NASA officials have developed a contingency plan to address the safety concerns if they had to schedule an emergency spacewalk: If the handrails in space are found to be weaker than expected, spacewalkers would clip their safety harnesses to the stanchions at either end of a handrail, rather than to the handrail itself.
The overlooked story
Most of NASA’s press conference was devoted to details of what officials called the “very successful and rewarding” six months in orbit experienced by McArthur, 55, and Tokarev, 53, on what is obviously their last voyage in space. The crew was “a pleasure to work with,” chief flight director Sally Davis reported. “We got done all that we planned, and even more,” she said.
NASA’s mission manager for Expedition 12, Pete Hasbrook, said schedulers had planned to get seven to nine hours per week of science operations from the crew, squeezed into their heavy load of station maintenance and repair, plus two hours of daily exercise. “We achieved 13 hours a week” for scientific work, he announced.
That was mainly crew time spent to set up, adjust, observe or replace experiments, along with repairs as needed. Much of the science gear runs in automated mode — or is actually remote-controlled by ground scientists using the station’s revolutionary communications links. Out of a group of more than 100 principal investigators, three or four different scientists on Earth are usually simultaneously at work, on different experiments, day and night.

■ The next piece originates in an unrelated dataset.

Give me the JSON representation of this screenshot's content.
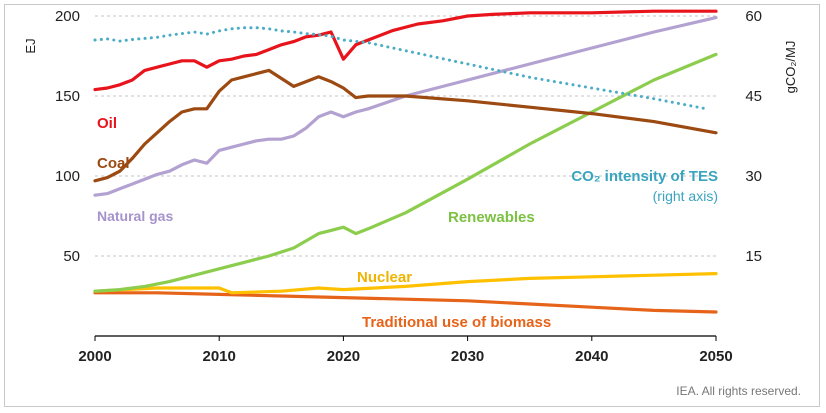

Two of the most important experiments dealt with protein crystal growth and with further investigation of human physiological adaptation to space conditions. Deputy ISS program scientist Julie Robinson gave preliminary results of both:
- A unit called PromISS (Protein Crystal Growth Monitoring by Digital Holographic Microscope for the International Space Station) had become more important during the post-Columbia grounding of the shuttle fleet because it relied less upon delivery of experimental materials to Earth than on transmission of high-resolution imagery from the processing chamber. “This is unique,” Robinson explained, “because we can look at growth while it is happening” instead of waiting for the final result for examination. The scientists do still need the final crystals back on earth for analysis — but the imagery gives a lot of extra information about process not available any other way.
- The system called FOOT, or “Foot/Ground Reaction Forces During Space Flight,” is an attempt to calibrate the actual benefit of the exercise programs used by the crew to counteract bone loss and other effects of spaceflight. “It seems the forces during exercise is perhaps only 60 percent of Earth normal,” Robinson said, suggesting this could guide the development of more effective countermeasures.